The house was near the edge of it.  House was fairly intact but had moved 20 feet and was now near a cliff.  They wanted to move
the house about 1000 feet to stable ground.  The insurance company wouldn't pay the $75,000 to do it.  Remembered this because I
was insured by the same company.  Isn't that the reason we get insurance, for the unexpected.  My house is 20 feet from the edge of
a cliff, then it is 40 feet doen to the river.  Looks solid enough, but then they thought that too.

Out There:
What the politicians and the media will not, under any circumstances, mention is this: Yes, this is the Pacific Northwest and YES, we gat a lot of rain here. BUT…. that area is a) near a river, so runoff actually has a place to go and b) like MANY areas in this region, it is a logging community. Clear-cuts are the norm, not the exception, around here. Some "forestry" company comes in and buys up a whole section at a time, divides it up into blocks and clear-cuts a block at a time. The rubble had some trees in it, but they were probably downhill from where the slide originated. So, like electrondady1 said…. the "disaster" is likely man-made. The industry is so entrenched that people honestly and fervently believe they could not live without their income from "forestry". You will not change their minds. Yet, if someone had pockets deep enough  or the cajones to legally stand toe-to-toe with the forestry industry and sue them for negligence and/or wrongful death, I think they would have a case. But that won't happen. Not here. Not now.
-Brian

12AX7:
There are a few news reports today that said that there was a mild earthquake in the area of the  mud slide just a few days before the slide.

joestue:
hmm.. was it clear cut within the last 30 years?

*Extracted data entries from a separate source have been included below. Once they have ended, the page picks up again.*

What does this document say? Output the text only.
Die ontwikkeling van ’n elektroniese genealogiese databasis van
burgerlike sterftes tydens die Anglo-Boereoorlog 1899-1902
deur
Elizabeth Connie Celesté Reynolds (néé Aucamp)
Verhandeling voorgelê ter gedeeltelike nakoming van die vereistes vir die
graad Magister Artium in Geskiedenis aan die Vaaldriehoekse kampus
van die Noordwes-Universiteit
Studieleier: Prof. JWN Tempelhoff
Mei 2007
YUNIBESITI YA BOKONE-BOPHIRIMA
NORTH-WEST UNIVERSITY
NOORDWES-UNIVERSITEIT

http://i.dailymail.co.uk/i/pix/2014/03/25/article-2587893-1C8B51FC00000578-128_964x637.jpg
those trees you see once covered that entire hillside, as shown here
http://i.dailymail.co.uk/i/pix/2014/03/25/article-2588991-1C8E309400000578-12_470x423.jpg

but there's that ridge showing exposed earth.. looking at the geometry it appears its been slipping for years.

Out There:
I think I would have felt or heard about an earthquake up here. I haven't heard that, yet. Also, I don'tt know when the last clear-cut was.  The spin is already coming, though. The forestry folk are going to do everything in their power to ensure that this is blamed solely on Mother Nature. Personally, I don't buy it. I drive down a road, each morning, where small slides are evident. We're downhill (almost on the river) from many clear-cuts. Even in my own yard, I see the effects. In those photos you see a lot of light-colored deciduous trees. Those are alders and they grow fiercely in wet areas…. like weeds…. but their seeds lie dormant for years when there's a canopy from the conifers. The alders are extremely shallow rooting trees. A small amount of run-off can dislodge them. So you get the domino effect and you end up with a mess!